His gaze drops for a moment, not in submission, but in quiet acceptance of the insult as it lands. The corners of his mouth tighten almost imperceptibly, as if holding something back that he has no intention of letting out here.

A slow exhale follows, heavier than before. And his eyes lift again, steadier now, colder in a restrained way. Nakahara finally shifts, as if preparing to stand and end it there.

But then he stops. His hand tightens slightly, jaw sets. Something in him refuses to let the conversation end like this.

Slowly, he turns back toward Kirizume. "Indeed, part of me genuinely wants Aramaki to become a champion. And I have no doubts about his ability to beat Serrano. And even if he fails, it won’t seriously damage my gym’s reputation. I still have Ryoma."

His gaze sharpens. "But the question now... what if Serrano loses to my fighter? And this is not just Aramaki. This is a fighter from Nakahara Gym?

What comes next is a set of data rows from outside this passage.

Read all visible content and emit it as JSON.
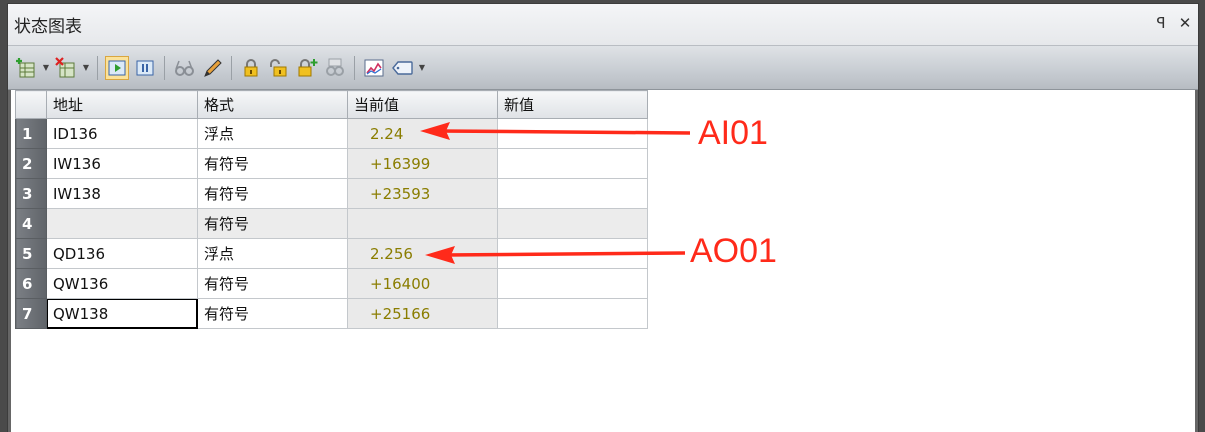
{
  "window": {
    "title": "状态图表",
    "pin_glyph": "ꟼ",
    "close_glyph": "✕"
  },
  "table": {
    "columns": [
      "地址",
      "格式",
      "当前值",
      "新值"
    ],
    "rows": [
      {
        "num": "1",
        "address": "ID136",
        "format": "浮点",
        "current": "2.24",
        "new": ""
      },
      {
        "num": "2",
        "address": "IW136",
        "format": "有符号",
        "current": "+16399",
        "new": ""
      },
      {
        "num": "3",
        "address": "IW138",
        "format": "有符号",
        "current": "+23593",
        "new": ""
      },
      {
        "num": "4",
        "address": "",
        "format": "有符号",
        "current": "",
        "new": ""
      },
      {
        "num": "5",
        "address": "QD136",
        "format": "浮点",
        "current": "2.256",
        "new": ""
      },
      {
        "num": "6",
        "address": "QW136",
        "format": "有符号",
        "current": "+16400",
        "new": ""
      },
      {
        "num": "7",
        "address": "QW138",
        "format": "有符号",
        "current": "+25166",
        "new": ""
      }
    ]
  },
  "annotations": {
    "ai": "AI01",
    "ao": "AO01",
    "color": "#ff2a1a"
  },
  "toolbar_icons": [
    "insert-row-icon",
    "delete-row-icon",
    "chart-status-icon",
    "pause-icon",
    "glasses-icon",
    "pencil-icon",
    "lock-icon",
    "unlock-icon",
    "force-icon",
    "read-all-icon",
    "trend-icon",
    "tag-icon"
  ]
}
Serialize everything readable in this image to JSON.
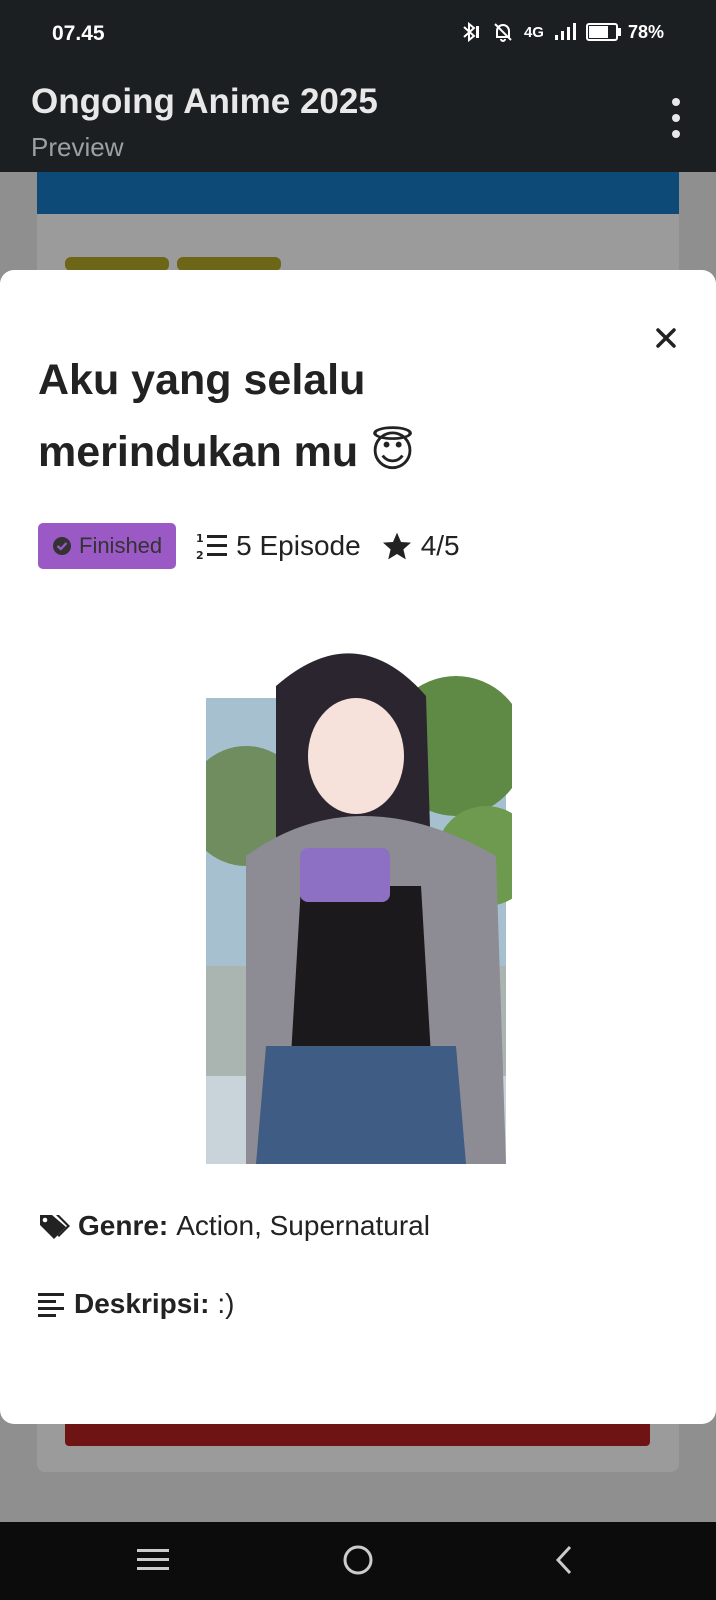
{
  "status_bar": {
    "time": "07.45",
    "network": "4G",
    "battery": "78%",
    "battery_level": 0.78,
    "icons": [
      "bluetooth-icon",
      "bell-off-icon",
      "signal-icon",
      "battery-icon"
    ]
  },
  "app_bar": {
    "title": "Ongoing Anime 2025",
    "subtitle": "Preview",
    "menu_icon": "more-vert-icon"
  },
  "modal": {
    "title": "Aku yang selalu merindukan mu 😇",
    "status_badge": "Finished",
    "episodes": "5 Episode",
    "rating": "4/5",
    "genre_label": "Genre:",
    "genre_value": "Action, Supernatural",
    "desc_label": "Deskripsi:",
    "desc_value": ":)",
    "colors": {
      "badge": "#9b59c6",
      "text": "#222222"
    }
  },
  "nav_bar": {
    "buttons": [
      "menu-icon",
      "home-icon",
      "back-icon"
    ]
  }
}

After what Ryoma did to your Serrano back in Rookie Tournament, and then Aramaki beats him too... what would be left of your gym then, Kirizume?"

Nakahara’s final words hang in the air a little longer than they should.

Kirizume’s expression shifts into something more unsettling. His eyes narrow slightly, not at Nakahara anymore, but at the idea itself, as if he is suddenly seeing the shape of something he had been refusing to look at directly.